Linda, come ti sei trovata in questa vicenda?
«Il blog è stato aperto nel 2008, avevo 17 anni, volevo condividere la mia passione per i libri e l’editoria, incentrandola sul focus della pubblicazione dei nuovi autori. Ho cominciato a recensire le case editrici, e una volta scoperta la pratica dell’editoria a pagamento, ho iniziato a suddividerle in 3 liste: quelle a pagamento, quelle a doppio binario (a volte fanno pagare, a volte no) e quelle non a pagamento».
Quindi siete contro la pubblicazione a pagamento, giusto?
«Certo, secondo noi farsi pubblicare un libro, pagando, è sbagliato. E’ come pagare per lavorare».
La tua iniziativa è nata già con un’impostazione critica, quindi vi aspettavate contestazioni, giusto?
«E’ nata per condividere gli scritti, ma poi ho deciso di approfondire, e fare una campagna per l’informazione corretta. Perché ci sono tanti editori a pagamento che fanno passare questa pratica come l’unico modo per poter pubblicare. Non abbiamo mai offeso nessuno, la nostra è una battaglia culturale».
Comunque suppongo abbiate già avuto qualche attacco.
«Le prime diffide e minacce di denuncia sono arrivate subito, dopo 5 mesi. Per questo abbiamo sempre rispettato la correttezza formale e verificato il più possibile tutte le affermazioni».
Prima di oggi il blog non ha avuto alcuna querela?
«No, a parte il caso già noto, solo minacce»
Veniamo al fatto specifico, la discussione nel tuo sito è aperta a chiunque?
«Per intervenire nel forum bisogna registrarsi con la propria mail e il nickmane, la conferma poi avviene tramite mail. Sul blog invece basta registrarsi. I commento contestati erano nel forum».
Quindi chi ha scritto i commenti si è registrato con la propria mail, giusto?
«Sì, ma una delle nostre osservazioni è che la procura non ha mai stata chiesto l’identificazione dei nickname».
Tu li avevi visti?
«Io non li ho mai visti, e non so dove siano di preciso. I commenti sono tanti e non saprei nemmeno dove cercarli».
Quindi non hai potuto cancellarli?
«No, non li ho visti».
Il sito non è una testata registrata?
«No».
Il tribunale non ha ritenuto però che questo fosse sufficiente…
«No, ma nel regolamento di chi si registra c’è scritto chiaramente che l’utente accetta la responsabilità di ciò che afferma e che le sue opinioni non coinvolgono il sito».
Per il tribunale non basta…
«Lo so, ma noi non siamo d’accordo, ricorreremo in appello»

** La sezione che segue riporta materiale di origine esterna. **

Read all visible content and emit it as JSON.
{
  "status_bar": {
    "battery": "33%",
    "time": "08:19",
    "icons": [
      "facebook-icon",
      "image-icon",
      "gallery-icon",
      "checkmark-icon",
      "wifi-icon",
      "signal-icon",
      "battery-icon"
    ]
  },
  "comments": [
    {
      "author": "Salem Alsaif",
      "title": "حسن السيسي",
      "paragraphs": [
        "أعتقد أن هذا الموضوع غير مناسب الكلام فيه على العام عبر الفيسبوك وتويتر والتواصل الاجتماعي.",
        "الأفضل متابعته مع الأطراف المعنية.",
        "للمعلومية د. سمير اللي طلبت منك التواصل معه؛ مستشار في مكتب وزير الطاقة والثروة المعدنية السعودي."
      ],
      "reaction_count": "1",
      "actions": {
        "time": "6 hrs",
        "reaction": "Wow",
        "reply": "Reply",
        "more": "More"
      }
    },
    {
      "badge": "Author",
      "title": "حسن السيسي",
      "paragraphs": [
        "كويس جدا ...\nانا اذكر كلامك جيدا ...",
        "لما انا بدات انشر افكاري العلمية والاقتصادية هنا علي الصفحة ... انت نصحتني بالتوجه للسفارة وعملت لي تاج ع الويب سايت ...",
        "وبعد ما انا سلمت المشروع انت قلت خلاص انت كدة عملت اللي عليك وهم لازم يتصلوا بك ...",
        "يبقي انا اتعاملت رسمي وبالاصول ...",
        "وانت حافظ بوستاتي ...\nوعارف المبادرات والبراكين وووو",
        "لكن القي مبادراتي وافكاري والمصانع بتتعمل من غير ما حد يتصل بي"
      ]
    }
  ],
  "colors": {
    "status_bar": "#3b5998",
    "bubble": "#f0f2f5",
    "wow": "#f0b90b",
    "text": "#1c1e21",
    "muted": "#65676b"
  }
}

Da cosa è nata la querelle?
«Ci fu una discussione con la casa editrice della signora di Cocquio Trevisago. Alcuni autori ci segnalarono che avevano firmato dei contratti in cui si diceva che se non avessero venduto le copie preventivate, alcune avrebbero dovuto acquistarle loro. Una cifra molto piccola in realtà. Così la casa editrice fu inserita nella lista di quelle a pagamento. La direttrice ci scrisse sul forum, ci furono molte pagine di discussione, in cui entrambe intervenimmo. La vicenda finì anche sul quotidiano “Il Giornale”. Il giornalista disse che avevamo fatto una “black list”, ma in quel momento avevano già tolto la casa editrice da quella categoria».
La conclusione quale fu?
«Che la casa editrice in questione non è una casa editrice a pagamento. Però credo che la denuncia fu fatta in seguito all’articolo di giornale, e da lì partì tutto».

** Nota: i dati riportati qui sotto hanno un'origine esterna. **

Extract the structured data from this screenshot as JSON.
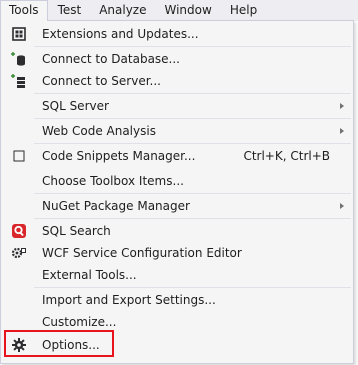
{
  "menubar": {
    "items": [
      {
        "label": "Tools",
        "active": true
      },
      {
        "label": "Test"
      },
      {
        "label": "Analyze"
      },
      {
        "label": "Window"
      },
      {
        "label": "Help"
      }
    ]
  },
  "menu": {
    "items": [
      {
        "name": "extensions-and-updates",
        "label": "Extensions and Updates...",
        "icon": "extensions-icon"
      },
      {
        "name": "connect-to-database",
        "label": "Connect to Database...",
        "icon": "database-add-icon"
      },
      {
        "name": "connect-to-server",
        "label": "Connect to Server...",
        "icon": "server-add-icon"
      },
      {
        "name": "sql-server",
        "label": "SQL Server",
        "submenu": true
      },
      {
        "name": "web-code-analysis",
        "label": "Web Code Analysis",
        "submenu": true
      },
      {
        "name": "code-snippets-manager",
        "label": "Code Snippets Manager...",
        "icon": "snippet-icon",
        "shortcut": "Ctrl+K, Ctrl+B"
      },
      {
        "name": "choose-toolbox-items",
        "label": "Choose Toolbox Items..."
      },
      {
        "name": "nuget-package-manager",
        "label": "NuGet Package Manager",
        "submenu": true
      },
      {
        "name": "sql-search",
        "label": "SQL Search",
        "icon": "sql-search-icon"
      },
      {
        "name": "wcf-service-configuration-editor",
        "label": "WCF Service Configuration Editor",
        "icon": "wcf-config-icon"
      },
      {
        "name": "external-tools",
        "label": "External Tools..."
      },
      {
        "name": "import-export-settings",
        "label": "Import and Export Settings..."
      },
      {
        "name": "customize",
        "label": "Customize..."
      },
      {
        "name": "options",
        "label": "Options...",
        "icon": "gear-icon",
        "highlighted": true
      }
    ]
  },
  "colors": {
    "menu_bg": "#f5f5f5",
    "menubar_bg": "#eeeef2",
    "border": "#cccedb",
    "highlight_outline": "#e8141b",
    "sql_search_red": "#d9262a"
  }
}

Ora molti blogger si stanno mobilitando a tuo favore, qual è oggi la tua posizione?
«Io sostengo che ognuno è responsabile per ciò che dice. Il mio sito non è una testata, non sono un direttore editoriale. Sono contraria alla censura. Per tutelarmi mi regolo così. L’utente che esagera viene avvertito, se persevera viene bannato. Ci sono altre sentenze che hanno espresso un parere contrario a quella del tribunale di Varese».